The spokesperson added: “We do, however, recognise calls for more green space and the site will integrate with an improved Cotton Field Park to the immediate north of the site. Work is also well underway to create Mayfield Park, a major new city centre park [at the £1.4bn Mayfield regeneration scheme close to Piccadilly Station].”
Trees Not Cars founder Gemma Cameron was represented in the judicial review by planning lawyers John Hunter and Piers Riley-Smith of Kings Chambers in Manchester. Manchester City Council was represented by London-based planning barrister Christopher Katkowski, who has since joined Kings Chambers as a member of its planning and environmental group.

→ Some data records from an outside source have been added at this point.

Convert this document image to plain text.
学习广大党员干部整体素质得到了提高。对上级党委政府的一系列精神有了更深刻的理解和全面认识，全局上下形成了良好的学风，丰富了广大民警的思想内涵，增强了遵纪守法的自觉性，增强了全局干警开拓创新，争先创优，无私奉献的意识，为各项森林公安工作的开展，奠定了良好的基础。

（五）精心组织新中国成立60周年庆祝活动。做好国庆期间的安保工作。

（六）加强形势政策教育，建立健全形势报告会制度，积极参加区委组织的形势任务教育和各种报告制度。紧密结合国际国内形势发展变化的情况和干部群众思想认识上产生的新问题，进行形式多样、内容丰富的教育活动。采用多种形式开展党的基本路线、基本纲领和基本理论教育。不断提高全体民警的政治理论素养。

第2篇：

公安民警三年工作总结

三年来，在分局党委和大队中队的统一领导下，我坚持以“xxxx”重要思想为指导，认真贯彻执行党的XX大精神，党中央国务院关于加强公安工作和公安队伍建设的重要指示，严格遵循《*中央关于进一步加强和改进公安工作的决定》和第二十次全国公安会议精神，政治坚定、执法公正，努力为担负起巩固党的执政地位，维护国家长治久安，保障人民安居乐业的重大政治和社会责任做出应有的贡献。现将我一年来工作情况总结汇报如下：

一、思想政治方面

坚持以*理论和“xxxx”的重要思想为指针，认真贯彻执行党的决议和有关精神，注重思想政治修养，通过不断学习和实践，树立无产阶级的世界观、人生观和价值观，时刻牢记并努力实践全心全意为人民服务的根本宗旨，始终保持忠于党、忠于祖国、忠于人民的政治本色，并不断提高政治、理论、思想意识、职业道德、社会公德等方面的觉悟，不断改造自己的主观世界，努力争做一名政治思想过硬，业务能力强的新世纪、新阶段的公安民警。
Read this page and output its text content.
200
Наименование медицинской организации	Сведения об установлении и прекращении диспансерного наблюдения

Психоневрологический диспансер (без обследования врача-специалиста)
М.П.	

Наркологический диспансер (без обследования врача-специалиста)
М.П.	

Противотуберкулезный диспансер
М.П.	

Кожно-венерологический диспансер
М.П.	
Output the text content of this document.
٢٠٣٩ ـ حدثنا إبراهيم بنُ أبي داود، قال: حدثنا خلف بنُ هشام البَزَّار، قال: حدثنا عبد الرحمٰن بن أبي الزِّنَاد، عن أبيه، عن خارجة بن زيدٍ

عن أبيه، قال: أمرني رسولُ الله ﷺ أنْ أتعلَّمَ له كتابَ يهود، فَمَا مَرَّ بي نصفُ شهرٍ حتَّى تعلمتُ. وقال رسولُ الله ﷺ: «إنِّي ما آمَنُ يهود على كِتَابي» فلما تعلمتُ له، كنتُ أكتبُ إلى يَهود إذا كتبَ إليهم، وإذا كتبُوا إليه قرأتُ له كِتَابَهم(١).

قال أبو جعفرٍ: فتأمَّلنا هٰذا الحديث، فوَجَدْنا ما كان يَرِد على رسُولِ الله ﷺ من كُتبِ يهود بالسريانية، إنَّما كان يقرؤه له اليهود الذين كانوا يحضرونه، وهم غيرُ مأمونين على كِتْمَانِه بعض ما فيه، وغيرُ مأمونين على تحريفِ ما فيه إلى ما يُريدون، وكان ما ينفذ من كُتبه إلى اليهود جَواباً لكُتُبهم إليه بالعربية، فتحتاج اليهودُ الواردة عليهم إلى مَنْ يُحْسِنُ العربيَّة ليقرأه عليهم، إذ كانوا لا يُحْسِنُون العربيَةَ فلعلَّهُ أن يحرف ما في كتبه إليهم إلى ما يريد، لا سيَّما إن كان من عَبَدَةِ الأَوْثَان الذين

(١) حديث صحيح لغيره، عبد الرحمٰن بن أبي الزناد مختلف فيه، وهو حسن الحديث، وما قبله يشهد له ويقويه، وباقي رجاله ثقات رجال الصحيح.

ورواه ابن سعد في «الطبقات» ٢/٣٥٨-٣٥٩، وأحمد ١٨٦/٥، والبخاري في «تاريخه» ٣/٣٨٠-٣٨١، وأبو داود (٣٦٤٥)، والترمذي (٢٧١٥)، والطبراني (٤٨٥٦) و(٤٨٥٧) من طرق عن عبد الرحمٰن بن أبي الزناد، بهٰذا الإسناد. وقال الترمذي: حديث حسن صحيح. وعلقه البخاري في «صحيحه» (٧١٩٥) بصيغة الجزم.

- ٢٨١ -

The Central Retail Park framework proposes the construction of 10 blocks, the majority of which are earmarked for offices with floorplates ranging from 15,700 sq ft to 27,000 sq ft. There would also be a hotel, and 145 affordable homes on three plots next to Butler Street, Downley Drive and the former Ancoats Dispensary building.
There is also “potential for a building of significant height [up to 30 storeys] to form a ‘set piece’ with the [planned 32-storey] Oxygen Tower at the junction of Old Mill and Great Ancoats Street”, according to the masterplan.
The framework was drawn up by architect Bennetts Associates, engineer Buro Happold, cost consultant Faithful+Gould and landscape architect Exterior Architecture.